Scorecard security posture
The security section reports two things: attack results (what broke) and defensive posture (what protections the server has). Posture signals are tagged with their MCP-DPT defense layer (arXiv:2604.07551) so the scorecard reads as a coverage map, not a flat checklist.
| Signal | Detected black-box by | MCP-DPT layer | Detectable |
|---|---|---|---|
| Auth posture (none / header-bearer / OAuth) | connection requirements at handshake | transport / auth | yes |
| Tool-definition integrity (versioned, pinned, ETDI-style) | whether the server version-stamps or signs definitions | tool / supply chain | partial |
| Transport hygiene (TLS, Origin, rebinding) | probes from the transport hygiene check | transport | yes |
| Rate limiting | controlled burst probe | host / transport | partial |
| Error hygiene | inspect error envelopes for stack traces or leaked secrets | server | yes |
What we cannot detect black-box: server-side WAF behavior, payload-inspection pipelines (MCP-Guard style), and runtime intent verification. The scorecard says so explicitly rather than scoring a blank as a pass. ETDI (arXiv:2506.01333) is the source for the integrity and auth-posture signals; MCP-DPT is the organizing frame for the layer tags.

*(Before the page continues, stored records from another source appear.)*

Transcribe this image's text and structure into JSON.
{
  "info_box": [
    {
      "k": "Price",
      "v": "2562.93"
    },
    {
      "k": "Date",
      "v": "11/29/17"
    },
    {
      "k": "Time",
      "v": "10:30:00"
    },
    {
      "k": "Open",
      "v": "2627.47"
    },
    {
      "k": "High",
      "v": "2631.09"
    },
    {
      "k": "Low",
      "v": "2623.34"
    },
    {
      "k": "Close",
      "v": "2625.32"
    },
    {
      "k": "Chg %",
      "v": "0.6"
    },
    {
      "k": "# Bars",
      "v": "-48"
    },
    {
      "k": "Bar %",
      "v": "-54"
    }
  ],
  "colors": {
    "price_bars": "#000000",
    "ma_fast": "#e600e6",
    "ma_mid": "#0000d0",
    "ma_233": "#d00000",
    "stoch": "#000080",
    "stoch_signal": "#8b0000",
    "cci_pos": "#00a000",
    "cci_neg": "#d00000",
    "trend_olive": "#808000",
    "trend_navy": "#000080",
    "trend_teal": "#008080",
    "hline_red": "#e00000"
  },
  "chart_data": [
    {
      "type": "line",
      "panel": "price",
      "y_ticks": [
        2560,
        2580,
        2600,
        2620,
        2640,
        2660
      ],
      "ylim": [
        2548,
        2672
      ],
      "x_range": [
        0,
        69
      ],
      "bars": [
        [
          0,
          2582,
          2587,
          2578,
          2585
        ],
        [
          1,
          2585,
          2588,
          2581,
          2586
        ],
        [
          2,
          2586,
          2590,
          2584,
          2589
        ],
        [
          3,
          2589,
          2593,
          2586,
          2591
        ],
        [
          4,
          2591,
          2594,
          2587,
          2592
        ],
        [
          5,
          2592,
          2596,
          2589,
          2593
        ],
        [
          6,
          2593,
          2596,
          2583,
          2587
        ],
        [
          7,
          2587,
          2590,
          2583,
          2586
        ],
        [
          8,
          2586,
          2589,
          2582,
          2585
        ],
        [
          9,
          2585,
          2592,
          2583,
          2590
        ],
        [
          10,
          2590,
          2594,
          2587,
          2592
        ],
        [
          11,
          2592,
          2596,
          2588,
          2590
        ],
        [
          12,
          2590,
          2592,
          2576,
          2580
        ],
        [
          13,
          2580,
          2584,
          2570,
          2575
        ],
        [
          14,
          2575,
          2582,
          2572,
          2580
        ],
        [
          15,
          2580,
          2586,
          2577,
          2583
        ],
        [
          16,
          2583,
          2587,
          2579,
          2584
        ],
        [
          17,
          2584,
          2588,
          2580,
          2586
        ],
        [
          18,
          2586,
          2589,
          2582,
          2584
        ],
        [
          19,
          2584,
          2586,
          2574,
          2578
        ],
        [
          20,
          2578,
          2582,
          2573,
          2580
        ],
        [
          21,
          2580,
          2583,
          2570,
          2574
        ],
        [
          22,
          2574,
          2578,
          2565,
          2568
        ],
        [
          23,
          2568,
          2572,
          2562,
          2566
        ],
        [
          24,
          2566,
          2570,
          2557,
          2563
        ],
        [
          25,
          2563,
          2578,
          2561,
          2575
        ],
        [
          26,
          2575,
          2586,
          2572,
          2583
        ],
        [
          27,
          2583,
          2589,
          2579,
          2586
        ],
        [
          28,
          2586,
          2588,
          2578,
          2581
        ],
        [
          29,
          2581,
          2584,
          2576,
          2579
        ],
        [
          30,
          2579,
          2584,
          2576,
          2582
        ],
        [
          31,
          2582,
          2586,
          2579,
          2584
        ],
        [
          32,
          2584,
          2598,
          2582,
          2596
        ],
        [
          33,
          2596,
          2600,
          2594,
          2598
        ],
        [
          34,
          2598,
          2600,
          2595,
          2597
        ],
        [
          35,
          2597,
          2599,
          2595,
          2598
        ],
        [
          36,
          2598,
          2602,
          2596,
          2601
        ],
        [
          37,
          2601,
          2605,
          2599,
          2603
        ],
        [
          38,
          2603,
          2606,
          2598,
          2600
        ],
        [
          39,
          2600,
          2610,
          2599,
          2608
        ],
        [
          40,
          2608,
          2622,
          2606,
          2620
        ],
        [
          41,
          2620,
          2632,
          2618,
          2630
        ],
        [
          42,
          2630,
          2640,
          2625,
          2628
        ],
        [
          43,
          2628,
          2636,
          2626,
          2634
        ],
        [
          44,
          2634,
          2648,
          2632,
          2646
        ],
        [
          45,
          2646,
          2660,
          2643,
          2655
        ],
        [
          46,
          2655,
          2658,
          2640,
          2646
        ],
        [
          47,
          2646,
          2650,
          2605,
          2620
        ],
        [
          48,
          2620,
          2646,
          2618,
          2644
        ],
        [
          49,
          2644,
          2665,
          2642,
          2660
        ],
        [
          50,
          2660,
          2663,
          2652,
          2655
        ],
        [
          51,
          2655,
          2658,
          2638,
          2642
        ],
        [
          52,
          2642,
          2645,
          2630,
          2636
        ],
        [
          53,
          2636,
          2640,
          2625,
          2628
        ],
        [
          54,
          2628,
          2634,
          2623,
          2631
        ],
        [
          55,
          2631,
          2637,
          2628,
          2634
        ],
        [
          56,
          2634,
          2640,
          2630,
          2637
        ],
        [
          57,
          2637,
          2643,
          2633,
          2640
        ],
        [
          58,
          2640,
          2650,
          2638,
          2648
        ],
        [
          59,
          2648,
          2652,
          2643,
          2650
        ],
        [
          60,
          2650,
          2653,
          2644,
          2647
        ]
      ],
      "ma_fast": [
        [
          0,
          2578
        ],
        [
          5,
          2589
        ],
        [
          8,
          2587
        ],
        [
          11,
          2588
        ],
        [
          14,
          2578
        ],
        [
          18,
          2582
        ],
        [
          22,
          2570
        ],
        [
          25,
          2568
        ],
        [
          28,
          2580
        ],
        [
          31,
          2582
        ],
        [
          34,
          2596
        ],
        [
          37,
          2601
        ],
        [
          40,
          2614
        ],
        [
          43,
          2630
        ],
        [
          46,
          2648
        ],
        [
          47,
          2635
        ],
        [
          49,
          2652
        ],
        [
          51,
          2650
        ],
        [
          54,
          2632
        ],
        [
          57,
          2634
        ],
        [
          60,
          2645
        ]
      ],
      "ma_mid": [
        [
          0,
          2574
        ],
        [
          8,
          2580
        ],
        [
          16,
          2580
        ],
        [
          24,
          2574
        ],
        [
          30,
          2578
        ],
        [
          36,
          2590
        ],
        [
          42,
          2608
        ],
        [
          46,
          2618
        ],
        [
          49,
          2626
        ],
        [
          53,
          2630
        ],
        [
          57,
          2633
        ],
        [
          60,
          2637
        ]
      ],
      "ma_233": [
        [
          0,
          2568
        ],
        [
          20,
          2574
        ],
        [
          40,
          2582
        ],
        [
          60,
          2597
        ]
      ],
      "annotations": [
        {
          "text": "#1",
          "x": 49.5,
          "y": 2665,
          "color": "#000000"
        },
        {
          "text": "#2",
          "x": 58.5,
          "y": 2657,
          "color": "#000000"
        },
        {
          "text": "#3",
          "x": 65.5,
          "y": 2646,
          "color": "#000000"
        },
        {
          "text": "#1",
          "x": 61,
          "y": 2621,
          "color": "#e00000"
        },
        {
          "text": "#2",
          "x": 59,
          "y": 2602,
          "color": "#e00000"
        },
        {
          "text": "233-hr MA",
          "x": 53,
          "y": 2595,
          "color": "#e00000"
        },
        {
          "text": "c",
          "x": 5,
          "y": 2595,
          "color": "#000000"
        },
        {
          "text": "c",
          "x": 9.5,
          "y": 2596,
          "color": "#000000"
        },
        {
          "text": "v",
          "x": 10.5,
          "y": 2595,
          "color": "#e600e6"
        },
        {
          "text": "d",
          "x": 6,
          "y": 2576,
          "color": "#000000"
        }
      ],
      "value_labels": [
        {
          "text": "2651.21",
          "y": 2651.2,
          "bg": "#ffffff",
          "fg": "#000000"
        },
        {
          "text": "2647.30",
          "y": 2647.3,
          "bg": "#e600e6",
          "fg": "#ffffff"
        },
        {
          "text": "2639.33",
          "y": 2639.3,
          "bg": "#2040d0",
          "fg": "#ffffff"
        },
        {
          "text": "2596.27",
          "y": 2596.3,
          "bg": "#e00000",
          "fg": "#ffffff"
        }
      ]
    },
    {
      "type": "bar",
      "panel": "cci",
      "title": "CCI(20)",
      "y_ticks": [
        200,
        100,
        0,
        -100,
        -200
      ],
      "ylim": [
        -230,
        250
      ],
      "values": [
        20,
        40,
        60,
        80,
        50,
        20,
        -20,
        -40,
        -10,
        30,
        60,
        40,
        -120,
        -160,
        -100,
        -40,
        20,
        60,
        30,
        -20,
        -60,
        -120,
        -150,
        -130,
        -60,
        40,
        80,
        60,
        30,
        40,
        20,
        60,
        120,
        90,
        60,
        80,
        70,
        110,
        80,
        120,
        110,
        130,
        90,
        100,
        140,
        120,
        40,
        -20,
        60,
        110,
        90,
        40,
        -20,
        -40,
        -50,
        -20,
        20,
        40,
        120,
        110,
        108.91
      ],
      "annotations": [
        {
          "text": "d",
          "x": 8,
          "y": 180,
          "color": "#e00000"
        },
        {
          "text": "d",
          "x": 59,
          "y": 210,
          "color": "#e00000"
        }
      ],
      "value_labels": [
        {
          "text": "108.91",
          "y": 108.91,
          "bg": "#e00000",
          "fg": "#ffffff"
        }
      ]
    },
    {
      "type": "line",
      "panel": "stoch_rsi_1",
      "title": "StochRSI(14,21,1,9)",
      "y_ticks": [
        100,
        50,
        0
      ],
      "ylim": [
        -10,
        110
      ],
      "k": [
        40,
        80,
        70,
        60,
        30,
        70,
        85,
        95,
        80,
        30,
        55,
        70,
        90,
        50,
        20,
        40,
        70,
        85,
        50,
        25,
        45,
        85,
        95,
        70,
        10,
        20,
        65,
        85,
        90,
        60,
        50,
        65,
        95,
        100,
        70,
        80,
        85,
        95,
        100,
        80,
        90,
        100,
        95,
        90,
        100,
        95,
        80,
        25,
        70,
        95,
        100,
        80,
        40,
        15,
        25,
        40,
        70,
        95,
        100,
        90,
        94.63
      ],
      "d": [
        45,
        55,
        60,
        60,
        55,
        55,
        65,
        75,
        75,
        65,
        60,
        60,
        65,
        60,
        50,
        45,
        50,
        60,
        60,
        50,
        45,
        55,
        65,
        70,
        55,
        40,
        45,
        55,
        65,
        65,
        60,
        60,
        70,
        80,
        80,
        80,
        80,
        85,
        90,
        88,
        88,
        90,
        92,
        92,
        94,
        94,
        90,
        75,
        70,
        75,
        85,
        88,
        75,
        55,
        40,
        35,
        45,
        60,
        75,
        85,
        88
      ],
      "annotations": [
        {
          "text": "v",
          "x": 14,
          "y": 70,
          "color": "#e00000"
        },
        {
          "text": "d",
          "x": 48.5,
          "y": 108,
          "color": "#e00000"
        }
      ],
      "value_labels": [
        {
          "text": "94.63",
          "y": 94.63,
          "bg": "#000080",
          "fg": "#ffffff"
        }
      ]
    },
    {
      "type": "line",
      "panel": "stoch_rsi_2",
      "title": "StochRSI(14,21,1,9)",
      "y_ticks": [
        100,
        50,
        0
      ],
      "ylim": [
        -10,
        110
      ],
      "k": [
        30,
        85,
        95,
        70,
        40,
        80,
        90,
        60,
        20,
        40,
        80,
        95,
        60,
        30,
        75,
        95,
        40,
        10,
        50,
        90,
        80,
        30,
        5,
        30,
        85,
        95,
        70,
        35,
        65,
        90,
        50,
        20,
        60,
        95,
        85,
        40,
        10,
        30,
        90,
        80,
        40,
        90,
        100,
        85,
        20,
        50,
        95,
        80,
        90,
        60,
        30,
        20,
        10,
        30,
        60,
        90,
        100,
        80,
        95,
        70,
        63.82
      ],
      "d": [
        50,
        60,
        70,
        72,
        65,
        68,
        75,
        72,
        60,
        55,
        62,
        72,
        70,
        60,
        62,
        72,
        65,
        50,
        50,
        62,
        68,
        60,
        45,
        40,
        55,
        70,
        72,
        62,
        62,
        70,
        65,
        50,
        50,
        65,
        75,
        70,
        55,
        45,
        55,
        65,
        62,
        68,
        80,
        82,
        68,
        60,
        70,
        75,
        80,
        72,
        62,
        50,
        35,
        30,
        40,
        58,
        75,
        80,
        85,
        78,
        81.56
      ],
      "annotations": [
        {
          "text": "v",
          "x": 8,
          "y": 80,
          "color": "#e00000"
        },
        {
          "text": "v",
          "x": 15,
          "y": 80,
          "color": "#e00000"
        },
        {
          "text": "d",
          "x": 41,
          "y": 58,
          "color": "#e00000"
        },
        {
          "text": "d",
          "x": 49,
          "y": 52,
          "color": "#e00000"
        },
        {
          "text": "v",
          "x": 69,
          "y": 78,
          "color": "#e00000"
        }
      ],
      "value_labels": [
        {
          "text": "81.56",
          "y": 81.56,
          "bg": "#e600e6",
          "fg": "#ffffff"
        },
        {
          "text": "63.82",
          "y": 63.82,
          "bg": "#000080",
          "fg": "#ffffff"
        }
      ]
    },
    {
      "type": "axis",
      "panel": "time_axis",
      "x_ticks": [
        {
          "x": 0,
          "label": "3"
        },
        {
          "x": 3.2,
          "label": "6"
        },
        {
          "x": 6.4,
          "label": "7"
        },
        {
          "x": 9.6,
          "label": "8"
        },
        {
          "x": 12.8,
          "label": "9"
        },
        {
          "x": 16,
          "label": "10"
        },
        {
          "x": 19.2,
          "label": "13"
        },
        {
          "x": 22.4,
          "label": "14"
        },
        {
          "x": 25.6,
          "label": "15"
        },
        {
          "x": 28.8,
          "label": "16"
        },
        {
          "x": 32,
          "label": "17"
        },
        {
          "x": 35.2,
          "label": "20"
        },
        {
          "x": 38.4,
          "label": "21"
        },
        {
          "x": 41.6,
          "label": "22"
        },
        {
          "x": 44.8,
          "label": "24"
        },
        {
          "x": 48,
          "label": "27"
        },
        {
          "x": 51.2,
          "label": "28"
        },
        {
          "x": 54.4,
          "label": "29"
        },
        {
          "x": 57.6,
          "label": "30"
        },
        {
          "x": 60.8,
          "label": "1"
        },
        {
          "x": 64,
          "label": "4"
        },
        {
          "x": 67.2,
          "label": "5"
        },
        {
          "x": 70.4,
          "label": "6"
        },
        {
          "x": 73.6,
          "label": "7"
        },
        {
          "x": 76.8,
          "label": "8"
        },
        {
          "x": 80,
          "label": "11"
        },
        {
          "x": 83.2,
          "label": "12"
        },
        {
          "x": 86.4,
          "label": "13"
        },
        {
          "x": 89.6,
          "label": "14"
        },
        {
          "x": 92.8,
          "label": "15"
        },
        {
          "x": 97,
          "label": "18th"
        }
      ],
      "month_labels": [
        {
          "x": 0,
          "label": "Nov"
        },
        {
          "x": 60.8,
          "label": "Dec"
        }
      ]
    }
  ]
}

This section is implemented in the security::posture module. It emits one signal per row with its MCP-DPT layer and a detectability marker, and lists the undetectable controls so an absent signal is never read as a pass. The transport-hygiene and rate-limiting signals report that they require the active probe until it ships, rather than reporting a verdict they cannot support.
Follow-ups
The concrete implementation work (pentest-gate checks, the scorecard posture section, and the corpus import) is tracked as separate implementation tickets. This document and ADR 0039 are the design inputs they build from.